CLINICAL HISTORY
A 59‐year‐old male teacher developed symptoms of panhypopituitarism. Magnetic resonance imaging revealed a solid homogeneously enhancing mass in the sella measuring 1.8 cm extending into the suprasellar cistern, causing mild compression of the optic chiasm (Figure 1). Neurological exam was normal other than a small bitemporal visual field defect. The lesion was suspected to be a pituitary adenoma, and a transsphenoidal resection was performed. Intraoperatively, the lesion was noted to be posterior to the anterior pituitary gland. Postoperatively, a small amount of residual tumor was present that has been stable on follow‐up neuroimaging. No adjuvant therapy was given.
Figure 1.

MICROSCOPIC DESCRIPTION
The resected specimen consisted of a fascicular and storiform arrangement of elongated cells with abundant eosinophilic cytoplasm lacking granularity (Figure 2). The nuclei were spindled and monotonous with fine chromatin and small nucleoli (Figure 3). No mitotic figures were seen. Immunohistochemical studies for chromogranin and pituitary hormones were negative. The lesional cells expressed glial fibrillary acidic protein (GFAP) (Figure 4), protein gene product (PGP) 9.5 (focal) and S100 (weak). Electron microscopy showed lesional cells bearing abundant intermediate filaments and rare neurosecretory granules (5, 6).
Figure 2.

Figure 3.

Figure 4.

Figure 5.

Figure 6.

DIAGNOSIS AND DISCUSSION
Diagnosis
Pituicytoma.
Discussion
Pituicytomas are rare primary tumors of the neurohypophysis 3, 4, 5. The putative cell of origin is the pituicyte, which is a glial cell normally residing in the posterior pituitary and pituitary stalk, the function of which is thought to be the regulation of hormone secretion from the neurohypophysis. Alternatively, some authors have proposed the folliculostellate cell, an S100‐expressing cell of the anterior pituitary, as the cell of origin.

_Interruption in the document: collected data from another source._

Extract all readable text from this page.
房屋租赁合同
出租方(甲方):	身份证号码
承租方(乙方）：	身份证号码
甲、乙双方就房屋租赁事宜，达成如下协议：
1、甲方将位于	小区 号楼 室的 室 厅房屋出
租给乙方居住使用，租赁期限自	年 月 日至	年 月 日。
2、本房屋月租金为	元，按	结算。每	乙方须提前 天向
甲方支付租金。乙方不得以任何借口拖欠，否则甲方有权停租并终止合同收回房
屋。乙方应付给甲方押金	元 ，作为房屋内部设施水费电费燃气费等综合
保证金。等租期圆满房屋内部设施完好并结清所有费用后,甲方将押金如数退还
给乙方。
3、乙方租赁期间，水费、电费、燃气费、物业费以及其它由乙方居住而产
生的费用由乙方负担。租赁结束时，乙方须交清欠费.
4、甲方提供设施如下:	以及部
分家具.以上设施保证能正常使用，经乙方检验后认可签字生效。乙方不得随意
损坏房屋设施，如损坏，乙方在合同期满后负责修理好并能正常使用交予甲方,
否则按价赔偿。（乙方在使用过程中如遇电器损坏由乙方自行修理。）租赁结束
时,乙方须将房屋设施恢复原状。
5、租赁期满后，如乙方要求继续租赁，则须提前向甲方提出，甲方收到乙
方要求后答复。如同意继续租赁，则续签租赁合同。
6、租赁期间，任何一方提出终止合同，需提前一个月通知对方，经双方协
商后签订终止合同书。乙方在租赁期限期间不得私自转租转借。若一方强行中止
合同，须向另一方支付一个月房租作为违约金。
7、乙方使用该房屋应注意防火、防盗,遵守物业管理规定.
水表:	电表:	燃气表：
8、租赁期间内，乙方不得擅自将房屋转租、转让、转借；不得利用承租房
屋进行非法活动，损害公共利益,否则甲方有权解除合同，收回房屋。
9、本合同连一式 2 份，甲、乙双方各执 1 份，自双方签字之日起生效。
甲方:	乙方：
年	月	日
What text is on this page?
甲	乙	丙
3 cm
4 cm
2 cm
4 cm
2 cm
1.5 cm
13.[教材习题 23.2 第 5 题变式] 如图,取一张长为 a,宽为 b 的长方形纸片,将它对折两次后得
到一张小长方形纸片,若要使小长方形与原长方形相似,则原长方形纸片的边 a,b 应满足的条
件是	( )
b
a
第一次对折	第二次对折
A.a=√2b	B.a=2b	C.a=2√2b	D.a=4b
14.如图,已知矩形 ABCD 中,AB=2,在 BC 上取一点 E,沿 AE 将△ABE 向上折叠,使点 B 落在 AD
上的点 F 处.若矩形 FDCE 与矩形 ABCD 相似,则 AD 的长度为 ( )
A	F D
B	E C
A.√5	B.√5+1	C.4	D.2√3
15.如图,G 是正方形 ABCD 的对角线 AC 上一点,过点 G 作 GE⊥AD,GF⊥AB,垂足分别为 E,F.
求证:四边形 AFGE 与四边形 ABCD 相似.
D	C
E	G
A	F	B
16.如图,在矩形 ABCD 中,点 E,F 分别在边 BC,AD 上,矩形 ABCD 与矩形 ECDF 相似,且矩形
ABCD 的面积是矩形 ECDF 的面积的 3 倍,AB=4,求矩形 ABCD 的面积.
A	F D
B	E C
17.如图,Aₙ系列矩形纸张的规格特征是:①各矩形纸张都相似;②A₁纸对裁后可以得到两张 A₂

The natural history of the pituicytoma is not well understood because of their rarity, although the largest case series in the recent years suggests that complete resection may be curative. However, there is a chance of recurrence following subtotal resection with the role of adjuvant therapies being uncertain at this time (2).
The histology of the current case is typical of a pituicytoma: fascicles of elongated, non‐granular cells with a rich capillary network and little evidence of proliferation (1). Their immunohistochemical profile is that of S100 and GFAP expression, with variable expression of neuron‐specific enolase and PGP9.5. The differential diagnosis includes granular cell tumor, however, the cytoplasm of the former lacks granularity or periodic acid‐Schiff positivity. An astrocytoma (especially of a pilocytic nature) may be considered, but the pituicytoma lacks a biphasic growth pattern, Rosenthal fibers or eosinophilic granular bodies. Meningioma is also a consideration, but one usually resolved by the absence of epithelial membrane antigen expression and lack of meningothelial ultrastructural features. Finally, schwannoma may enter the differential diagnosis, but is ruled out by the GFAP expression and ultrastructural features.
ABSTRACT
A 59 year old male teacher developed symptoms of pan‐hypopituitarism. MRI revealed a solid homogeneously enhancing mass in the sella measuring 1.8 cm extending into the suprasellar cistern causing mild compression of the optic chiasm. The resected specimen consisted of a fascicular and storiform arrangement of elongated cells with abundant eosinophilic cytoplasm lacking granularity. No mitotic figures were seen. Immunohistochemical studies for chromogranin and pituitary hormones were negative. The lesional cells expressed GFAP, PGP9.5, and S100. Electron microscopy showed lesional cells bearing abundant intermediate filaments and rare neurosecretory granules. The final diagnosis was pituicytoma. Pituicytomas are rare primary tumors of the neurohypophysis. The putative cell of origin is the pituicyte, which is a glial cell normally residing in the posterior pituitary and pituitary stalk, the function of which is thought to be the regulation of hormone secretion from the neurohypophysis. The natural history of the pituicytoma is not well understood due to their rarity, although the largest case series in recent years suggests that complete resection may be curative. However, there is a chance of recurrence following sub‐total resection with the role of adjuvant therapies being uncertain at this time.